Bodyguards, fanatics of Turkey’s Erdoğan attack protesters in Washington

Nine people were hurt and two were detained during an altercation in front of Turkey’s Ambassador to US, Serdar Kılıç’s residence in Washington DC on Tuesday. The official bodyguards of Turkey’s autocratic President Recep Tayyip Erdoğan have also joined the fight.

Doug Buchanan, a DC Fire and EMS spokesman, said two of those hurt were seriously injured and were taken to hospitals by ambulance. He said that emergency personnel were called to the residence at about 4:30 p.m. on May 16.

A group of pro-Kurdish protesters chanted slogans and carried placards about outlawed Kurdistan Workers’ Party, jailed co-chairs and deputies of pro-Kurdish Peoples’ Democracy Party (HDP) and deputies beside of  YPG/YPJ flags. 

‘Baby killer Erdoğan,’ ‘Long Live YPG,’ ‘Erdoğan is ISIS, ISIS is Erdoğan,’ ‘ISIS made in Turkey,’ ‘Long Live PYD’ chant the demonstrators who also demand freedom for HDP Co-chairs Selahattin Demirtaş and Figen Yüksekdağ who are jailed since November 2016.

Metropolitan Police Department spokesman Dustin Sternbeck said the altercation broke out between two groups but he did not elaborate on the circumstances. He said two people were detained, including one who was charged with assaulting a police officer.

According to Voice of America (VOA), the altercation occurred between pro-Kurdish protesters and supporters of President Recep Tayyip Erdoğan in front of Ambassador Serdar Kılıç’s residence. Video shot by Voice of America also showed men in suits identified as Erdoğan’s bodyguards joining the melee.

The altercation came the same day that Erdoğan met US President Donald Trump at the White House.

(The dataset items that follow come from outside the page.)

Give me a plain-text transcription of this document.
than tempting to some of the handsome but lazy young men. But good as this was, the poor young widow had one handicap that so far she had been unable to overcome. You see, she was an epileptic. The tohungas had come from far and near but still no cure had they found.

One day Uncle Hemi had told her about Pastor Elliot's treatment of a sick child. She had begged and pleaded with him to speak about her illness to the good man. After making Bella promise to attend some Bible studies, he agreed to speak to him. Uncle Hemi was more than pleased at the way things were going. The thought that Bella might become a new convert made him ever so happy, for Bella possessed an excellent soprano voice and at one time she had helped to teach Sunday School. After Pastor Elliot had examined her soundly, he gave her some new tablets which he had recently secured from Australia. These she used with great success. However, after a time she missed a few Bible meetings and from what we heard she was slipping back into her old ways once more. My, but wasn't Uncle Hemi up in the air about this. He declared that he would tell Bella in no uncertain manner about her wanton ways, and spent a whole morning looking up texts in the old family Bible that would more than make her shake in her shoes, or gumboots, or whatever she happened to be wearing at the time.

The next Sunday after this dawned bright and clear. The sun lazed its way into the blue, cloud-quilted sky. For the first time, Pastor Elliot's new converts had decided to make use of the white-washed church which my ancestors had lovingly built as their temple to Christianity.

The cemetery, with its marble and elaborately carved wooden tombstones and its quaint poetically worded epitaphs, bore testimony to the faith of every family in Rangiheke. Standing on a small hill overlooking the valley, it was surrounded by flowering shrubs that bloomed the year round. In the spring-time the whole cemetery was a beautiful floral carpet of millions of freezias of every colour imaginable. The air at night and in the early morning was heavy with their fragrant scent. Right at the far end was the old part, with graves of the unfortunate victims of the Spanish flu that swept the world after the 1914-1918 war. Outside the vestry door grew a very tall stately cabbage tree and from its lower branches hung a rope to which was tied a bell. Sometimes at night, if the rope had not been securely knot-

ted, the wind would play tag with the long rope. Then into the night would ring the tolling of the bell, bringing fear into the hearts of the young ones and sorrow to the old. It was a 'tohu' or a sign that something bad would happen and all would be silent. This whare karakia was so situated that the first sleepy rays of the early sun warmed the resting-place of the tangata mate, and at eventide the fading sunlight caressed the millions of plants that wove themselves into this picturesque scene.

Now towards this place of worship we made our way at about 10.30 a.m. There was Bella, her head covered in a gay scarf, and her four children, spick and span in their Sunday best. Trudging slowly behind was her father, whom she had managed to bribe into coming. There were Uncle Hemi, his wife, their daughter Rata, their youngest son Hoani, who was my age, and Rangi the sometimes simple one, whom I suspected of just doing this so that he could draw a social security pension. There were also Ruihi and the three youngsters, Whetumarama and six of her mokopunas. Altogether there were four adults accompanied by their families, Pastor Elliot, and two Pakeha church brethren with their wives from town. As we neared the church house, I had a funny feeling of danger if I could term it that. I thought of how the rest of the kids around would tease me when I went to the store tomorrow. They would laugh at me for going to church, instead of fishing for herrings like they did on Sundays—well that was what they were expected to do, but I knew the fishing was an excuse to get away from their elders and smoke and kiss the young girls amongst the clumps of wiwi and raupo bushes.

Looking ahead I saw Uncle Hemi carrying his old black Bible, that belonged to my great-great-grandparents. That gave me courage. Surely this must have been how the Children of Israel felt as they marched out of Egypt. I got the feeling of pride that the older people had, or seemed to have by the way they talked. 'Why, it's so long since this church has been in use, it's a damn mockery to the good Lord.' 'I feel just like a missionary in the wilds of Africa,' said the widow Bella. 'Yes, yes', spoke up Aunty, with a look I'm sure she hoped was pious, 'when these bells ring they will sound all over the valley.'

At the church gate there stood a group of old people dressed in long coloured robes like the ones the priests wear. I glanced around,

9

It is not the first time Erdoğan’s bodyguards and fanatics have attacked the critical Turkish citizens. On late March 2016, during a visit of President Erdoğan to Washington DC, Turkish journalists and protesters critical of President Erdoğan were also attacked by presidential bodyguards in Washington as Erdoğan was readying to give a speech at the Brookings Institution.

Amberin Zaman, a Turkish journalist with the Woodrow Wilson Center in Washington, had tweeted that a member of Erdoğan’s security details called her a “PKK whore” for standing in the driveway. The PKK is recognized as a terrorist organization by the US, the EU and Turkey.

Another journalist Mahir Zeynalov, who was deported from Turkey because of his views critical of the government, had posted a video on Twitter which showed Turkish journalist, Adem Yavuz Arslan, the former Ankara Bureau Chief of Bugün daily, who also resides in the US due to intense pressure from the government, being physically pushed away from the area.

US media had said that local police officers rushed in to try to calm the situation, but that some of them warned the Turkish leader’s security guards that they needed to retreat and let the protesters have their say. “You’re part of the problem, you guys need to control yourselves and let these people protest,” US-based Foreign Policy had reported one police officer as saying.